When I resumed contact with Sílvia, after 5 years, Eunice was in a nursing home, the place where we would talk since then. With a slower pace, Eunice remained well articulated. It was clear that she wanted to speak. Sometimes I was afraid to tire her because she would start and never stop. At other times, she remained silent, her eyes on the floor.

She felt I was a friend she hadn't seen in a long time. One day, when she saw me, she gave me a hug and said: “I was thinking about you!”. Eunice, who had already told me she was in her 30s, used to comment on the work in the store and as a seamstress. She described the household chores she did every single day at her house - she did not see the institution she was in as her home. One day, she told me it was the first time she was there, not recognizing those people. She had already thought that the institution was my home - “may I use your bathroom, please?”, she politely asked me. "Well, honey, the talk is great, but I have to go home." Caring for her young children was a frequent topic: the dishes she liked to prepare for them, advices she, as a mother, would give in order to provide a good education and, indeed, how much work they were. Once, we were talking in the bedroom when we heard a loud noise. "Wow, I left my boy sitting on the chair in the living room, did he fall?" She worriedly said.

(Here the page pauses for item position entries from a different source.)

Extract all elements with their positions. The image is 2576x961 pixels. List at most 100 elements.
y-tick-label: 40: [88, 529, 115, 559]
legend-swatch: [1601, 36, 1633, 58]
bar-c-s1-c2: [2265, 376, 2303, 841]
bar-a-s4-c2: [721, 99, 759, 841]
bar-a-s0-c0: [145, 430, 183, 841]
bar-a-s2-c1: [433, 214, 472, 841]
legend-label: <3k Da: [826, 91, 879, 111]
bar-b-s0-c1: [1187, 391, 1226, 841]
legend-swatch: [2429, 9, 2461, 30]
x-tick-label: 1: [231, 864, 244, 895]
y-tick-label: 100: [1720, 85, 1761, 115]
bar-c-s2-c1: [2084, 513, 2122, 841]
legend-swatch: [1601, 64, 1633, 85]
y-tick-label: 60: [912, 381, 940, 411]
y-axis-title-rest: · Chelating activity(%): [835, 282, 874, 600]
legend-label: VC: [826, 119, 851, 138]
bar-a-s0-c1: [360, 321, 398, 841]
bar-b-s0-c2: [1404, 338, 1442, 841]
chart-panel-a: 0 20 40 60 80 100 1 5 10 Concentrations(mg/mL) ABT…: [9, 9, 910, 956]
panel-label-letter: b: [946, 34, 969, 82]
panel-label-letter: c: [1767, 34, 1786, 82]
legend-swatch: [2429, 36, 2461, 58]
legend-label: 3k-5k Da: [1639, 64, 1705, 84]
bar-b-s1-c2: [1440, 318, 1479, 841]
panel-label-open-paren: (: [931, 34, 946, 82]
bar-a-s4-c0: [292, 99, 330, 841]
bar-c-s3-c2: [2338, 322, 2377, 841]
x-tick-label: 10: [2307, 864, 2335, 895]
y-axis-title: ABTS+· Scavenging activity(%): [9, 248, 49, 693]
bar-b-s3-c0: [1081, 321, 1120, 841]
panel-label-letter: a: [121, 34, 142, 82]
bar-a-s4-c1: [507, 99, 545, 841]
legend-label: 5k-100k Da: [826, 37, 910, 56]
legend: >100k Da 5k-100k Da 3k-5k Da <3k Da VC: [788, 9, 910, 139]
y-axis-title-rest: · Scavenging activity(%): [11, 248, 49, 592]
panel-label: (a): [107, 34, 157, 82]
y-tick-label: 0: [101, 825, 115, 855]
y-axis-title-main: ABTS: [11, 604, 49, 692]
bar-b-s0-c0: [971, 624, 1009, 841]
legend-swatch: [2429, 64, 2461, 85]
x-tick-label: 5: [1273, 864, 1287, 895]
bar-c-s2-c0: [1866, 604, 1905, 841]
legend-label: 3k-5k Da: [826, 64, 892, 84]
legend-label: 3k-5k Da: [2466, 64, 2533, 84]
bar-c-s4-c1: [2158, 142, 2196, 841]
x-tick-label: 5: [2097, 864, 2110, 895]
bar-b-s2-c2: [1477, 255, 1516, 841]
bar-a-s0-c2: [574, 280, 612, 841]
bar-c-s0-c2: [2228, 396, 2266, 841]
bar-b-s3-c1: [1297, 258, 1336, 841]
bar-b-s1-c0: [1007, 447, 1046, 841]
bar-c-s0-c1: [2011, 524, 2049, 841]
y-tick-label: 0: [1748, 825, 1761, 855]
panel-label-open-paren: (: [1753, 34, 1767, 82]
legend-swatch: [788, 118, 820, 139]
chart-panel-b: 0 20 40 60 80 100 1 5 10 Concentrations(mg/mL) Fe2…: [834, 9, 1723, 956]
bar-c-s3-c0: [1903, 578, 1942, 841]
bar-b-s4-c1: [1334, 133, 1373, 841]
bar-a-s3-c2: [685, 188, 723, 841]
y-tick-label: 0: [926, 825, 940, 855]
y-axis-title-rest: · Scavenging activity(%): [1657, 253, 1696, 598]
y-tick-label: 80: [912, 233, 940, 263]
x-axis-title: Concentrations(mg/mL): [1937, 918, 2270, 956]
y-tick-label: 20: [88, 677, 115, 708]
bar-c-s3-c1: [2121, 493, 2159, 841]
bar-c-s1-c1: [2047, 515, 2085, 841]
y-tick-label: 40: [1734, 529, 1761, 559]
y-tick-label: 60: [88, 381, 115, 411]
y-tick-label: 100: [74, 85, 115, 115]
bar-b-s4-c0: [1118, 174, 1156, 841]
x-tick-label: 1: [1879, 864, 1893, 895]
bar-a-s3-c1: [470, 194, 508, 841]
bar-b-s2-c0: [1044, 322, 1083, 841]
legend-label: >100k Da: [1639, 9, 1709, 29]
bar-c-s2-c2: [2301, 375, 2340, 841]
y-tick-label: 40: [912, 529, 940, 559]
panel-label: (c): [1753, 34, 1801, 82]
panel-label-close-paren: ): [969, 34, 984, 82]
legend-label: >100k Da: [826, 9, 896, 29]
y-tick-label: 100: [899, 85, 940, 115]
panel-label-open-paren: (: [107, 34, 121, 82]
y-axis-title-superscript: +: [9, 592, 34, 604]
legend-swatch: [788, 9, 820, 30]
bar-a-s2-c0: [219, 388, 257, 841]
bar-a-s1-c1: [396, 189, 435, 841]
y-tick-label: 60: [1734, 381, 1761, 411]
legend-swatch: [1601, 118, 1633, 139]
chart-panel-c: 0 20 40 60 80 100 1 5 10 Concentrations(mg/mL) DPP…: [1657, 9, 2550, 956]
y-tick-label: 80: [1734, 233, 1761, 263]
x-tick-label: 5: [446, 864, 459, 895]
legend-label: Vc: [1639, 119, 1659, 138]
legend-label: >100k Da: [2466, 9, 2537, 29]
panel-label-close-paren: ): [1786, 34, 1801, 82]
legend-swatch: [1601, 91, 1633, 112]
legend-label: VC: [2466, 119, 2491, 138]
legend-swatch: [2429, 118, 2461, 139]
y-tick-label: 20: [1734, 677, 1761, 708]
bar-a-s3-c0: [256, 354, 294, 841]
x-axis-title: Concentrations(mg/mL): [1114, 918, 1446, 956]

The mother was the main topic of our conversations. She spoke of her with such love that it moved me. Eunice's mother was alive - not only because of the strength of the stories she used to tell, but she literally lived, as a body, a physical presence, flesh and bone. "My mom is making me a dress, I can't wait!". "I'm leaving because my mom gets worried whenever I'm late ...". "Today I'm going to have lunch with my mom!". "I don't know if my mother will let me go, she's such a piece of work". "I'm worried about my mother, she was supposed to show up, but she hasn't arrived yet". Eunice helped to take care of her mother, to make her food, to clean the house and she held her as an excellent grandmother for her children. At times, Eunice was just a child: “My mother tells me: don't stay on the street, don't catch a cold, take care! So, I'm going to obey and it's working”. In others, a young woman discovering the world: “now that I'm 18, I can go to the gate!”

In the first conversation I had with Sílvia, before I knew that the mother would be the focus of our meetings, I asked if Eunice was hallucinating. The question did not seem to make sense. I gave as an example saying to have seen someone who has passed away, for I noticed these reports with a certain frequency in my field research. Sílvia replied that she would not see it that way, since they are spiritists and, therefore, believe in this possibility. Eunice herself had already been a medium and used to psychograph letters in the spiritist center she frequented with her mother, the one who passed on to her those religious concepts. Therefore, seeing the mother and talking to her was not a pathological symptom, but rather a spiritual experience.

And that is how they taught me something precious: when the disease meets other possible explanations and experiences, it overflows from medicine to show that there are many other ways.